Have you ever walked on a swinging bridge? What does it feel like? How do you feel when on a swinging bridge?
My family and I did a lot of hiking on our family vacations through some beautiful forests in the eastern states on the east side of the Mississippi River. One of the hikes I remember most, and probably because we visited it the most was a trail in Cook Forest, PA in the Allegheny National Forest that had a swinging bridge. I loved walking on that bridge as it moved and I would even do my best to make the bridge move by running, jumping, or swaying back and forth. It is the oddest sensation of trying to walk while the bridge is moving beneath your feet. Some people would be holding onto the railing as they crossed the bridge so they would not fall or misstep. Others would cross it quickly to be done with it. Some would wait until the bridge was clear of people, so they could cross it in peace. This bridge in particular served to connect one trail to another trail.
One of the transition models we use is a bridge. It is a helpful way to give language around where you are in a transition and to help you identify what phase you are in. On one side of the bridge, you had been settled, living life, your routines, relationships, and roles were for the most part known and just part of your normal life.
The next phase is becoming unsettled. You have stepped onto the bridge and maybe have even taken a few steps. It could be your role has changed, a relationship dynamic has changed, even a routine could have changed, or a combination of those things. Let’s say you have a new job and so are now needing to learn a different way of going to work, may change your routine at home, and now needing to build relationships with your new colleagues and/or clients. In comes some uncertainty, a little disoriented, insecure, happy, positive, excited, learning new things, etc. are feelings that could show up.

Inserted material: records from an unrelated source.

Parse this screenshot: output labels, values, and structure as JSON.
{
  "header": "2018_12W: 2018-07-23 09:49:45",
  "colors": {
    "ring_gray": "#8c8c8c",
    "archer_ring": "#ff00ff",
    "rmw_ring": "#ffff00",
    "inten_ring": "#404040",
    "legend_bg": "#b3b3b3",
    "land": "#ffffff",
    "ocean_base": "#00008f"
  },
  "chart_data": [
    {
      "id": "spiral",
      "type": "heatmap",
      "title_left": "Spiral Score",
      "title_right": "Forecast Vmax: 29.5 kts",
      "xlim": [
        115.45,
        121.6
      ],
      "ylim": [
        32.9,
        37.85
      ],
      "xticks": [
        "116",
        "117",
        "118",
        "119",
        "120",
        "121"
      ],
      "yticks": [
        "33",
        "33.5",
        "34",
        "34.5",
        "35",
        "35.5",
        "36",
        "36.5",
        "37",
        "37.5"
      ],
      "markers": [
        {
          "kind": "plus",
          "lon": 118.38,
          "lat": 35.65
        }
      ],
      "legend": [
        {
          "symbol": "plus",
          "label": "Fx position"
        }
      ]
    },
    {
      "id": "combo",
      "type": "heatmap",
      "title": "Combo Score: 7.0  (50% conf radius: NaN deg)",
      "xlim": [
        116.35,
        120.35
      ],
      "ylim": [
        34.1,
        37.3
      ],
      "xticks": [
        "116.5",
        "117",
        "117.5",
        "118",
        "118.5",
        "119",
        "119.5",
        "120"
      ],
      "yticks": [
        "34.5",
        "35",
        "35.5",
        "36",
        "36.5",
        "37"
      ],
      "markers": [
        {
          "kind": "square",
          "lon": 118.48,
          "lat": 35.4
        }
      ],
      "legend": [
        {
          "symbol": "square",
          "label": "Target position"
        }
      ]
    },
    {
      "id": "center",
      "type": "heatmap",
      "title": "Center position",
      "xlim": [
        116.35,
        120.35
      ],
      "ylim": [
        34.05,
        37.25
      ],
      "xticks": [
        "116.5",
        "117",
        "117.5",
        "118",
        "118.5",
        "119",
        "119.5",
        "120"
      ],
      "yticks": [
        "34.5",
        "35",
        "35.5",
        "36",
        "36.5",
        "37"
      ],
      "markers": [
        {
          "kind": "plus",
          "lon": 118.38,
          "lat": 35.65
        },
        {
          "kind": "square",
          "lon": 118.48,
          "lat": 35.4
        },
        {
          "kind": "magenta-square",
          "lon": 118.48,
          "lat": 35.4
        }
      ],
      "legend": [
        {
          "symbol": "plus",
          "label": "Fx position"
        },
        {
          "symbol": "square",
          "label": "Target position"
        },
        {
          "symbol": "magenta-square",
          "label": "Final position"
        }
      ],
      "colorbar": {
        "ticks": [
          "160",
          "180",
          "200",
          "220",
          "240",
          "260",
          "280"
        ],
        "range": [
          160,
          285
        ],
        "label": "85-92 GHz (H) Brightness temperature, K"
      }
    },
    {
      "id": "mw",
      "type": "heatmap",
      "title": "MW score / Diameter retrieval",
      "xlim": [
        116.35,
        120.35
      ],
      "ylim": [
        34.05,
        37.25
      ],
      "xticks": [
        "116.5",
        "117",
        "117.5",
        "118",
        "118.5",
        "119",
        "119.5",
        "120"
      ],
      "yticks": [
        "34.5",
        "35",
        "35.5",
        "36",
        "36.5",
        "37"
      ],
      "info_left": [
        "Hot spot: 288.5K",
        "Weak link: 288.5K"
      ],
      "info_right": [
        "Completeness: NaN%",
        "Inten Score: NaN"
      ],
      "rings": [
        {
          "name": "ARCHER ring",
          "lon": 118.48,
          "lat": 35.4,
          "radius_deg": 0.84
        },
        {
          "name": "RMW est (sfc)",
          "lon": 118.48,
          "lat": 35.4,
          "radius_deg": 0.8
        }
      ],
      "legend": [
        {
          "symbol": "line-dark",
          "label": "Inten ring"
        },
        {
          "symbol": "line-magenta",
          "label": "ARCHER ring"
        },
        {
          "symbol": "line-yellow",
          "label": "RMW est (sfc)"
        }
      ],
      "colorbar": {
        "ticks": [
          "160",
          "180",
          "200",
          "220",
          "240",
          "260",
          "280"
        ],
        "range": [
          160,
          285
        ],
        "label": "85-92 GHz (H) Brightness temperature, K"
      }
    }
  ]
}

The next phase is chaos. Here you are in the middle of the bridge that could be moving, and you are having difficulty in taking your next step, maybe holding onto the railing with a death grip so that you do not fall. Wondering when will this chaos come to an end. Will these people ever stop making the bridge move. When will I have my feet on solid ground once again. Your emotions may be intense, and they come and go both the comfortable and uncomfortable spectrum like a roller coaster ride.
The next phase is you are becoming resettled. Continuing with the example of a new job. This could be 90 days into the job that you now have learned your new routines, and they are starting to be more familiar and common to you. You may have a grasp on what is expected of you and have learned the way of doing things for this new role. Relationships take longer for sure but maybe you have started to get to know the people who you work closely with and they you. There is a spectrum of emotions you have but are less intense and usually more manageable.
The last phase is being settled once again. You are living life to the fullest with your routines, relationships, and roles and you have purpose and meaning and now have community where you are known and feel you belong.
Each situation, circumstance, and individual are different and unique so it varies of how long it takes someone to cross the bridge of transition. As you cross the bridge, you become a different person because of the transformation that has and is taking place within you.